Over the years, I’ve spent most of my non-school reading time in the land of classic lit. I’ve wanted to know what was up – what made a work stand the test of time? Great characters? Beautiful words? Shocking plot twists? In all that I’ve read, I’ve always returned to Aldous Huxley. He was a prolific writer of the twentieth century, and although he wrote some incredible novels, he became one of my favorite writers as I realized what an odd bird he was. He was quite tall (6′ 4½”) -Virginia Woolf once described him as a “gigantic grasshopper”. After contracting an eye condition called keratitis in his teens, he was nearly blind for a while, and throughout his life, people debated whether his eyesight had significantly improved or if he had just begun memorizing writings to give everyone the impression that it did. Briefly, he taught French to Eric Blair (George Orwell), and his students remembered him as a bad teacher because he couldn’t manage the classroom. His first wife, Maria, was bisexual, and the two of them were part of a long-term affair with writer Mary Hutchinson. On his deathbed, he asked his wife to shoot him up with LSD (meaning he was tripping when he left the world) – this day being November 22, 1963, the same day that C. S. Lewis and JFK died. In the time leading up to his death, he wrote his final book, a great one called Island. This book is a utopian fiction novel, and it contains one of my favorite literary passages.

Lightly, child, lightly. You’ve got to learn to do everything lightly. Think lightly, act lightly, feel lightly. Yes, feel lightly, even though you’re feeling deeply. Just lightly let things happen and lightly cope with them… So throw away all of your baggage and go forward. There are quicksands all about you, sucking at your feet, trying to suck you down into fear and self-pity and despair. That’s why you must walk so lightly. Lightly, my darling. On tiptoes; and no luggage, not even a sponge bag. Completely unencumbered.

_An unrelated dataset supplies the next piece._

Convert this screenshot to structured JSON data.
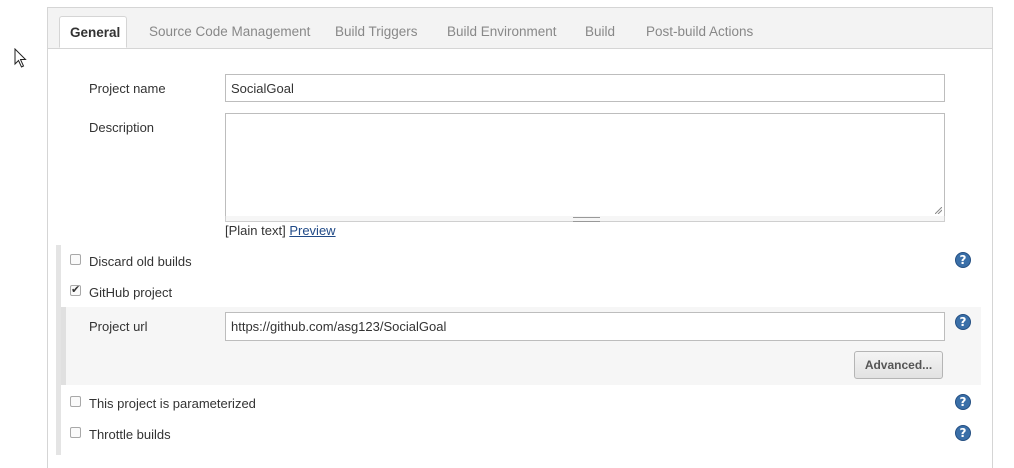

Although its context is important, this passage has shaped me and spread to many areas of my life since I read it years ago. As we enter into this new year, maybe you’re holding tightly onto moments you’re proud of and moments you’d like to forget, your feet are in a different position than where you started because time inevitably moves you in some direction. Maybe you’re numb or overwhelmed, and you’re finding it increasingly difficult to exist anywhere in-between. My desire as we walk together into 2021 is to encourage you, and myself, to exist lightly. To breathe and pursue and laugh and rage and eat and love with a lightness that doesn’t negate passion or depth but that frees you into the fullness of it all.